The Saint Louis University Law Journal’s annual Richard J. Childress Memorial Lecture was delivered by Professor Lawrence Sager this year on the topic of “Religious Freedom, Social Justice and Public Policy.” Invited respondents—who will also be contributing to the 2016 symposium issue on this topic—included Professors Matt Bodie, Jessie Hill, Christoper Lund, Elizabeth Sepper, Nelson Tebbe, and myself. As one can imagine, Kim Davis featured prominently in the day’s discussions, and she was one of the major protagonists in my own contribution to the day’s deliberations.
To my mind, Kim Davis’ continuing relevance to academic discussions, as well as the continuing prominence she has had in popular culture and online memes, is a testament to the complicated position she holds in ongoing social controversies concerning law, religion, morality, and marriage. She’s fascinating.
While the following points aren’t central to the arguments I make in my forthcoming Childress paper, I think it’s worth emphasizing that Davis can be viewed simultaneously as an utterly illegal and entirely legal actor. Central to seeing her as actor deeply embedded in the extant legal system’s ordered deliberations is Kim Davis’ decision to not issue marriage licenses to any couple in Rowan County—same-sex or opposite-sex. Indeed, one way of seeing this decision of hers is to view it as Kim Davis simply offering a different remedy for the Equal Protection and Due Process violations identified by Justice Anthony Kennedy in his majority Obergefell opinion concerning the discriminatory nature of marriage.

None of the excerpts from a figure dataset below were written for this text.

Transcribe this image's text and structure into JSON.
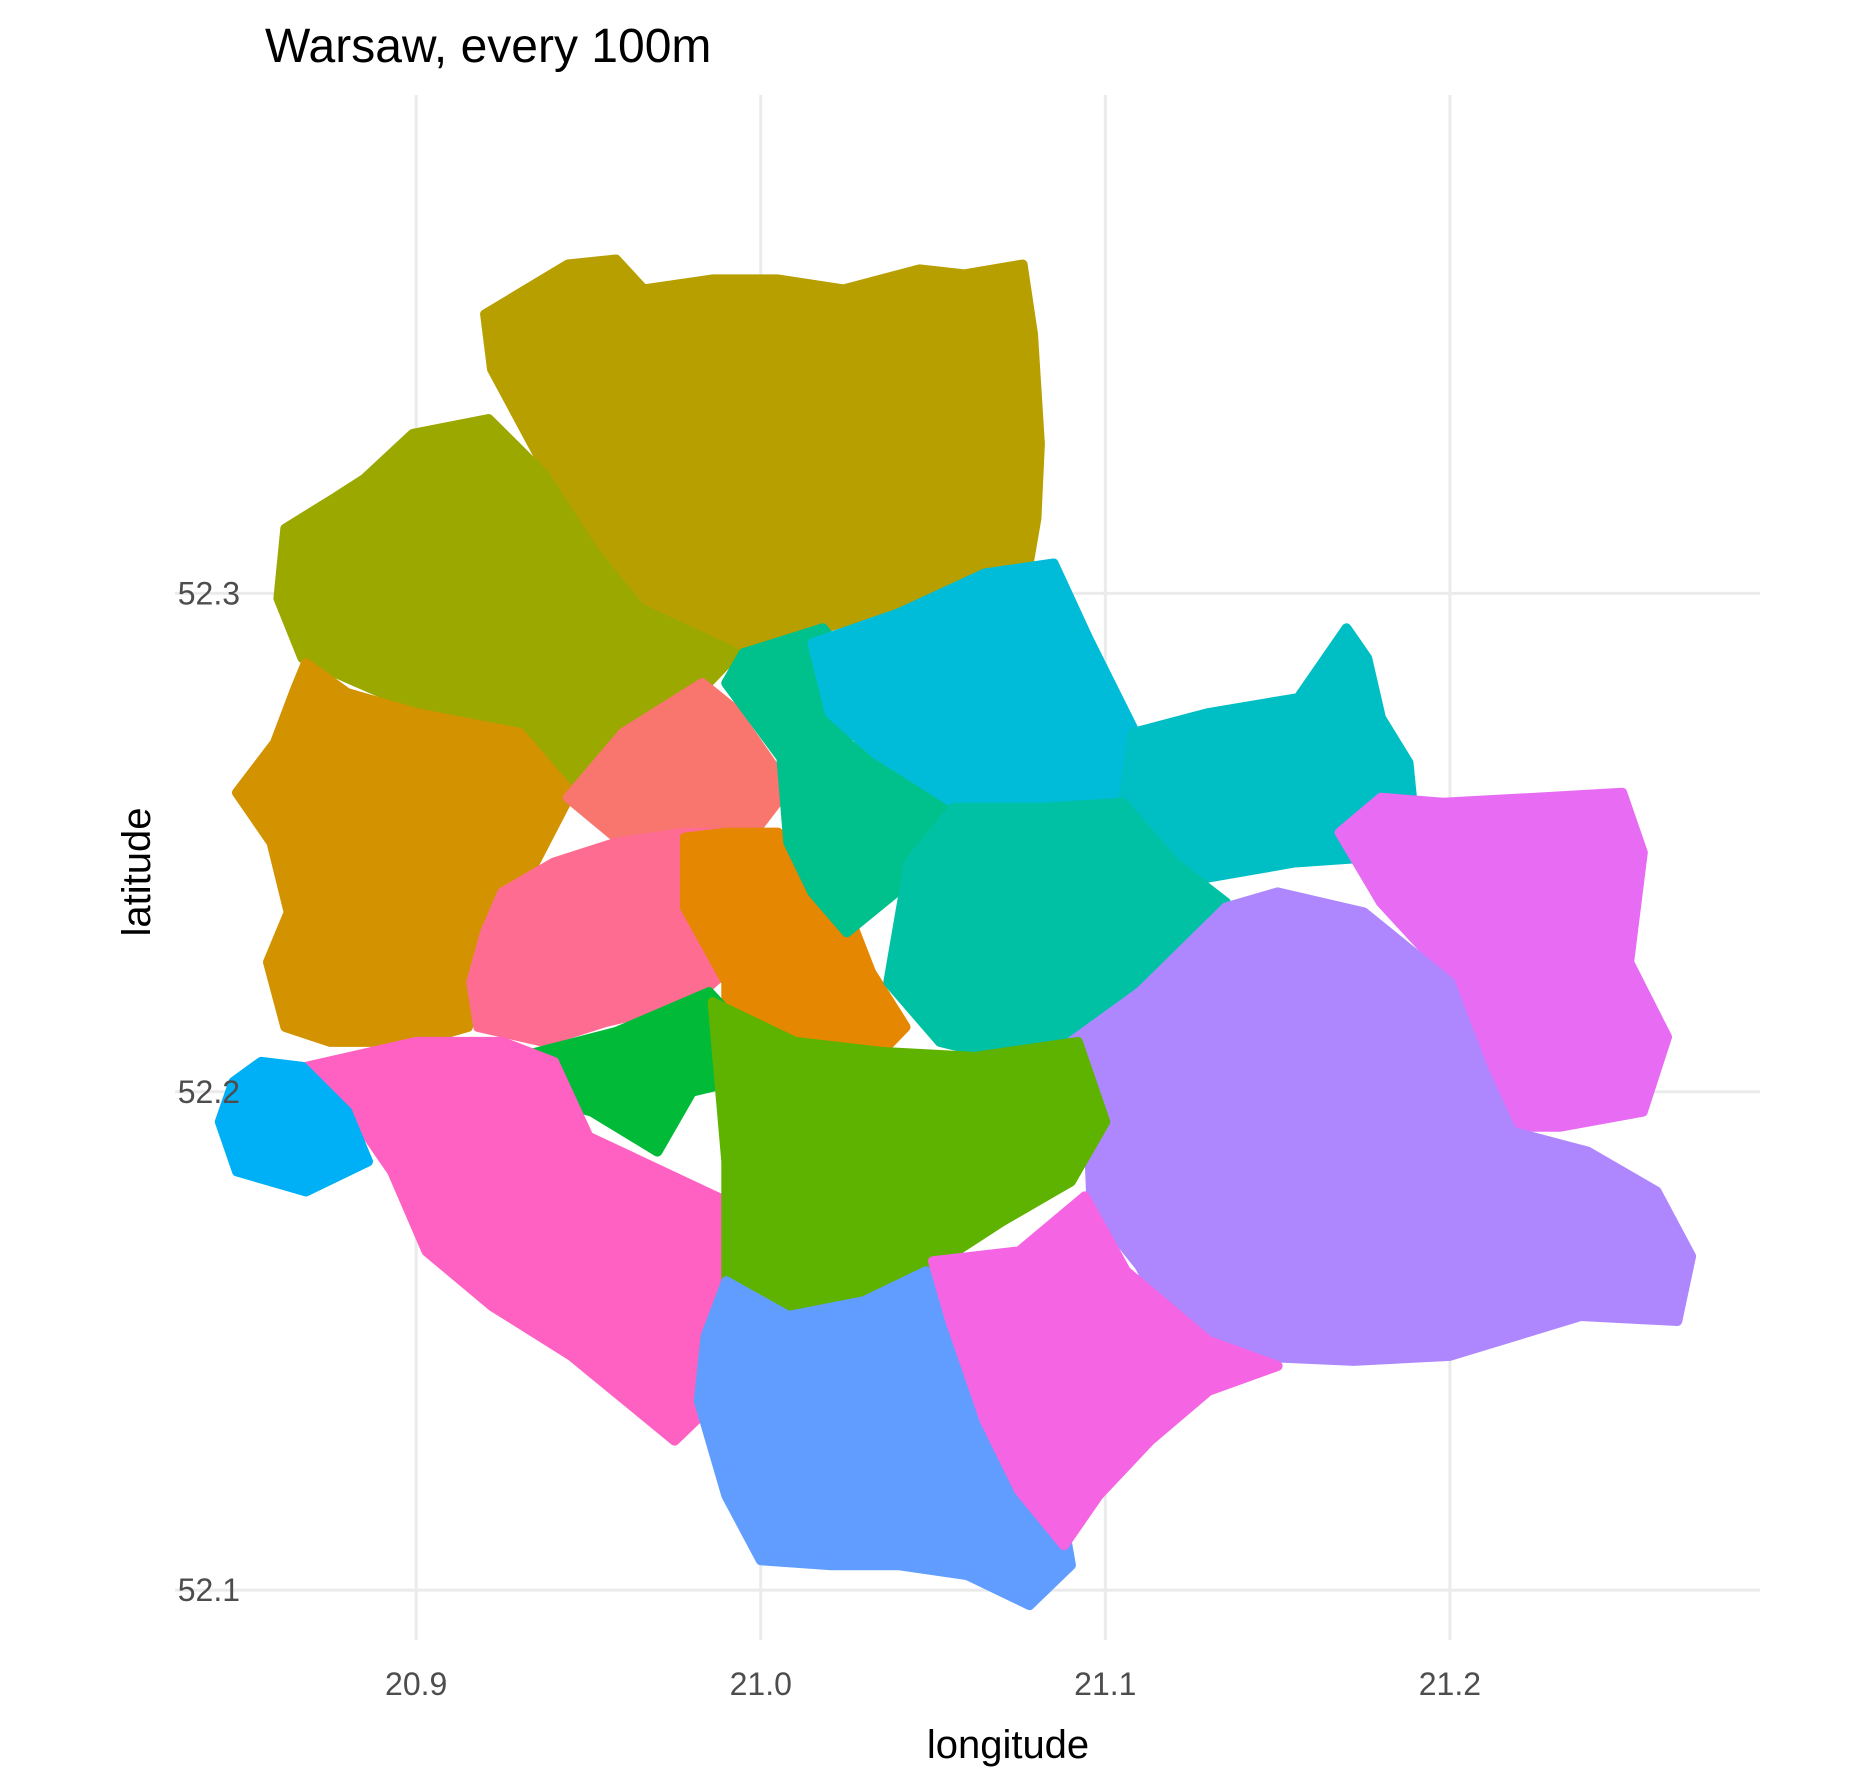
{
  "chart_data": {
    "type": "map",
    "title": "Warsaw, every 100m",
    "xlabel": "longitude",
    "ylabel": "latitude",
    "xlim": [
      20.83,
      21.29
    ],
    "ylim": [
      52.09,
      52.4
    ],
    "x_ticks": [
      20.9,
      21.0,
      21.1,
      21.2
    ],
    "x_tick_labels": [
      "20.9",
      "21.0",
      "21.1",
      "21.2"
    ],
    "y_ticks": [
      52.1,
      52.2,
      52.3
    ],
    "y_tick_labels": [
      "52.1",
      "52.2",
      "52.3"
    ],
    "grid": true,
    "legend": "none",
    "regions": [
      {
        "color": "#B79F00",
        "boundary": [
          [
            20.92,
            52.356
          ],
          [
            20.944,
            52.366
          ],
          [
            20.958,
            52.367
          ],
          [
            20.966,
            52.361
          ],
          [
            20.986,
            52.363
          ],
          [
            21.005,
            52.363
          ],
          [
            21.024,
            52.361
          ],
          [
            21.046,
            52.365
          ],
          [
            21.059,
            52.364
          ],
          [
            21.076,
            52.366
          ],
          [
            21.079,
            52.352
          ],
          [
            21.081,
            52.33
          ],
          [
            21.08,
            52.315
          ],
          [
            21.077,
            52.303
          ],
          [
            21.065,
            52.304
          ],
          [
            21.038,
            52.297
          ],
          [
            21.013,
            52.292
          ],
          [
            20.995,
            52.288
          ],
          [
            20.976,
            52.291
          ],
          [
            20.955,
            52.299
          ],
          [
            20.944,
            52.309
          ],
          [
            20.936,
            52.327
          ],
          [
            20.922,
            52.345
          ]
        ]
      },
      {
        "color": "#9BA800",
        "boundary": [
          [
            20.885,
            52.323
          ],
          [
            20.899,
            52.332
          ],
          [
            20.921,
            52.335
          ],
          [
            20.937,
            52.324
          ],
          [
            20.952,
            52.308
          ],
          [
            20.965,
            52.297
          ],
          [
            20.993,
            52.288
          ],
          [
            20.975,
            52.275
          ],
          [
            20.953,
            52.263
          ],
          [
            20.94,
            52.262
          ],
          [
            20.91,
            52.274
          ],
          [
            20.88,
            52.283
          ],
          [
            20.867,
            52.287
          ],
          [
            20.86,
            52.299
          ],
          [
            20.862,
            52.313
          ],
          [
            20.876,
            52.319
          ]
        ]
      },
      {
        "color": "#D39200",
        "boundary": [
          [
            20.868,
            52.286
          ],
          [
            20.88,
            52.28
          ],
          [
            20.9,
            52.276
          ],
          [
            20.93,
            52.272
          ],
          [
            20.945,
            52.26
          ],
          [
            20.93,
            52.24
          ],
          [
            20.918,
            52.226
          ],
          [
            20.915,
            52.213
          ],
          [
            20.9,
            52.21
          ],
          [
            20.875,
            52.21
          ],
          [
            20.862,
            52.213
          ],
          [
            20.857,
            52.226
          ],
          [
            20.863,
            52.236
          ],
          [
            20.858,
            52.25
          ],
          [
            20.848,
            52.26
          ],
          [
            20.859,
            52.27
          ],
          [
            20.865,
            52.281
          ]
        ]
      },
      {
        "color": "#F8766D",
        "boundary": [
          [
            20.944,
            52.259
          ],
          [
            20.96,
            52.272
          ],
          [
            20.983,
            52.282
          ],
          [
            20.992,
            52.277
          ],
          [
            21.008,
            52.261
          ],
          [
            20.998,
            52.252
          ],
          [
            20.958,
            52.251
          ]
        ]
      },
      {
        "color": "#FF6C91",
        "boundary": [
          [
            20.92,
            52.232
          ],
          [
            20.925,
            52.24
          ],
          [
            20.94,
            52.246
          ],
          [
            20.958,
            52.25
          ],
          [
            20.978,
            52.252
          ],
          [
            20.995,
            52.252
          ],
          [
            20.998,
            52.24
          ],
          [
            20.988,
            52.223
          ],
          [
            20.98,
            52.218
          ],
          [
            20.955,
            52.214
          ],
          [
            20.937,
            52.21
          ],
          [
            20.918,
            52.213
          ],
          [
            20.916,
            52.222
          ]
        ]
      },
      {
        "color": "#E58700",
        "boundary": [
          [
            20.978,
            52.251
          ],
          [
            20.99,
            52.252
          ],
          [
            21.005,
            52.252
          ],
          [
            21.023,
            52.24
          ],
          [
            21.032,
            52.224
          ],
          [
            21.042,
            52.213
          ],
          [
            21.035,
            52.208
          ],
          [
            21.015,
            52.206
          ],
          [
            21.002,
            52.211
          ],
          [
            20.99,
            52.21
          ],
          [
            20.99,
            52.222
          ],
          [
            20.978,
            52.237
          ]
        ]
      },
      {
        "color": "#00BA38",
        "boundary": [
          [
            20.93,
            52.207
          ],
          [
            20.958,
            52.212
          ],
          [
            20.985,
            52.22
          ],
          [
            20.993,
            52.214
          ],
          [
            20.992,
            52.202
          ],
          [
            20.98,
            52.2
          ],
          [
            20.97,
            52.188
          ],
          [
            20.951,
            52.196
          ],
          [
            20.93,
            52.2
          ]
        ]
      },
      {
        "color": "#00C08B",
        "boundary": [
          [
            20.995,
            52.288
          ],
          [
            21.018,
            52.293
          ],
          [
            21.03,
            52.283
          ],
          [
            21.025,
            52.27
          ],
          [
            21.052,
            52.258
          ],
          [
            21.068,
            52.254
          ],
          [
            21.048,
            52.245
          ],
          [
            21.025,
            52.232
          ],
          [
            21.015,
            52.24
          ],
          [
            21.008,
            52.25
          ],
          [
            21.006,
            52.267
          ],
          [
            20.99,
            52.282
          ]
        ]
      },
      {
        "color": "#00BCD8",
        "boundary": [
          [
            21.015,
            52.29
          ],
          [
            21.04,
            52.296
          ],
          [
            21.065,
            52.304
          ],
          [
            21.085,
            52.306
          ],
          [
            21.095,
            52.291
          ],
          [
            21.108,
            52.273
          ],
          [
            21.108,
            52.257
          ],
          [
            21.08,
            52.258
          ],
          [
            21.058,
            52.257
          ],
          [
            21.033,
            52.268
          ],
          [
            21.02,
            52.276
          ]
        ]
      },
      {
        "color": "#00BFC4",
        "boundary": [
          [
            21.108,
            52.272
          ],
          [
            21.13,
            52.276
          ],
          [
            21.156,
            52.279
          ],
          [
            21.17,
            52.293
          ],
          [
            21.176,
            52.287
          ],
          [
            21.18,
            52.275
          ],
          [
            21.188,
            52.266
          ],
          [
            21.19,
            52.252
          ],
          [
            21.176,
            52.247
          ],
          [
            21.155,
            52.246
          ],
          [
            21.13,
            52.243
          ],
          [
            21.115,
            52.246
          ],
          [
            21.105,
            52.258
          ]
        ]
      },
      {
        "color": "#00C1A3",
        "boundary": [
          [
            21.043,
            52.246
          ],
          [
            21.056,
            52.257
          ],
          [
            21.082,
            52.257
          ],
          [
            21.105,
            52.258
          ],
          [
            21.12,
            52.246
          ],
          [
            21.135,
            52.238
          ],
          [
            21.128,
            52.226
          ],
          [
            21.108,
            52.216
          ],
          [
            21.092,
            52.208
          ],
          [
            21.07,
            52.207
          ],
          [
            21.052,
            52.21
          ],
          [
            21.037,
            52.222
          ]
        ]
      },
      {
        "color": "#E76BF3",
        "boundary": [
          [
            21.18,
            52.259
          ],
          [
            21.198,
            52.258
          ],
          [
            21.225,
            52.259
          ],
          [
            21.25,
            52.26
          ],
          [
            21.256,
            52.248
          ],
          [
            21.252,
            52.226
          ],
          [
            21.263,
            52.211
          ],
          [
            21.256,
            52.196
          ],
          [
            21.232,
            52.193
          ],
          [
            21.215,
            52.193
          ],
          [
            21.205,
            52.205
          ],
          [
            21.2,
            52.223
          ],
          [
            21.18,
            52.238
          ],
          [
            21.168,
            52.252
          ]
        ]
      },
      {
        "color": "#AE87FF",
        "boundary": [
          [
            21.09,
            52.21
          ],
          [
            21.11,
            52.22
          ],
          [
            21.135,
            52.237
          ],
          [
            21.15,
            52.24
          ],
          [
            21.175,
            52.236
          ],
          [
            21.2,
            52.222
          ],
          [
            21.21,
            52.204
          ],
          [
            21.218,
            52.192
          ],
          [
            21.24,
            52.188
          ],
          [
            21.26,
            52.18
          ],
          [
            21.27,
            52.167
          ],
          [
            21.266,
            52.154
          ],
          [
            21.238,
            52.155
          ],
          [
            21.2,
            52.147
          ],
          [
            21.172,
            52.146
          ],
          [
            21.14,
            52.147
          ],
          [
            21.12,
            52.151
          ],
          [
            21.11,
            52.165
          ],
          [
            21.096,
            52.177
          ],
          [
            21.095,
            52.195
          ]
        ]
      },
      {
        "color": "#FF61C3",
        "boundary": [
          [
            20.868,
            52.205
          ],
          [
            20.9,
            52.21
          ],
          [
            20.925,
            52.21
          ],
          [
            20.94,
            52.206
          ],
          [
            20.95,
            52.191
          ],
          [
            20.99,
            52.178
          ],
          [
            20.99,
            52.16
          ],
          [
            20.99,
            52.14
          ],
          [
            20.975,
            52.13
          ],
          [
            20.945,
            52.147
          ],
          [
            20.922,
            52.157
          ],
          [
            20.903,
            52.168
          ],
          [
            20.893,
            52.184
          ],
          [
            20.884,
            52.193
          ]
        ]
      },
      {
        "color": "#5EB300",
        "boundary": [
          [
            20.986,
            52.218
          ],
          [
            21.01,
            52.21
          ],
          [
            21.035,
            52.208
          ],
          [
            21.062,
            52.207
          ],
          [
            21.092,
            52.21
          ],
          [
            21.1,
            52.194
          ],
          [
            21.09,
            52.182
          ],
          [
            21.07,
            52.174
          ],
          [
            21.05,
            52.165
          ],
          [
            21.03,
            52.16
          ],
          [
            21.012,
            52.156
          ],
          [
            20.99,
            52.16
          ],
          [
            20.99,
            52.186
          ]
        ]
      },
      {
        "color": "#619CFF",
        "boundary": [
          [
            20.99,
            52.162
          ],
          [
            21.008,
            52.155
          ],
          [
            21.03,
            52.158
          ],
          [
            21.048,
            52.164
          ],
          [
            21.06,
            52.153
          ],
          [
            21.07,
            52.14
          ],
          [
            21.085,
            52.125
          ],
          [
            21.09,
            52.105
          ],
          [
            21.078,
            52.097
          ],
          [
            21.06,
            52.103
          ],
          [
            21.04,
            52.105
          ],
          [
            21.02,
            52.105
          ],
          [
            21.0,
            52.106
          ],
          [
            20.99,
            52.119
          ],
          [
            20.982,
            52.138
          ],
          [
            20.984,
            52.151
          ]
        ]
      },
      {
        "color": "#F564E3",
        "boundary": [
          [
            21.05,
            52.166
          ],
          [
            21.075,
            52.168
          ],
          [
            21.094,
            52.179
          ],
          [
            21.106,
            52.164
          ],
          [
            21.13,
            52.15
          ],
          [
            21.15,
            52.145
          ],
          [
            21.13,
            52.14
          ],
          [
            21.113,
            52.13
          ],
          [
            21.098,
            52.119
          ],
          [
            21.088,
            52.109
          ],
          [
            21.075,
            52.12
          ],
          [
            21.065,
            52.134
          ],
          [
            21.055,
            52.154
          ]
        ]
      },
      {
        "color": "#00B0F6",
        "boundary": [
          [
            20.847,
            52.202
          ],
          [
            20.855,
            52.206
          ],
          [
            20.867,
            52.205
          ],
          [
            20.88,
            52.196
          ],
          [
            20.886,
            52.186
          ],
          [
            20.868,
            52.18
          ],
          [
            20.848,
            52.184
          ],
          [
            20.843,
            52.194
          ]
        ]
      }
    ]
  }
}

Such a remedy—the complete voiding of a discriminatory marriage regime—was, in fact, discussed by both the Massachusetts Supreme Judicial Court in its 2003 Goodridge opinion (where that remedy option was summarily dismissed) and the California Supreme Court in its 2008 decision, In re Marriage Cases, about the ‘separate but equal’ domestic partnership/marriage scheme then present in California. In itself voting to extend marriage to all couples rather than eliminating discriminatory marriage for everyone, the California Supreme Court first noted that
[w]hen a statute's differential treatment of separate categories of individuals is found to violate equal protection principles, a court must determine whether the constitutional violation should be eliminated or cured by extending to the previously excluded class the treatment or benefit that the statute affords to the included class, or alternatively should be remedied by withholding the benefit equally from both the previously included class and the excluded class.
The California Supreme Court went on, however, to decide that
[i]n the present case, it is readily apparent that extending the designation of marriage to same-sex couples clearly is more consistent with the probable legislative intent than withholding that designation from both opposite-sex couples and same-sex couples in favor of some other, uniform designation.
Moreover, even if one views Kim Davis as an unrepentant outlaw—rather than a dispassionate if untraditional implementer of Obergefell—the illegality of her actions is ambivalent: she’s potentially both a proselytizing Apostolic Christian and a marriage-hostile queer/feminist. (Hence confirming an earlier point of mine on queer/religious alliance-building.) On that note, I think it’s worth emphasizing that Kim Davis accomplished a ‘progressive impossible’—namely, shutting down the marriage industrial complex in a tiny conservative corner of Kentucky probably for the first time in over 200 years. Eye of the Tiger.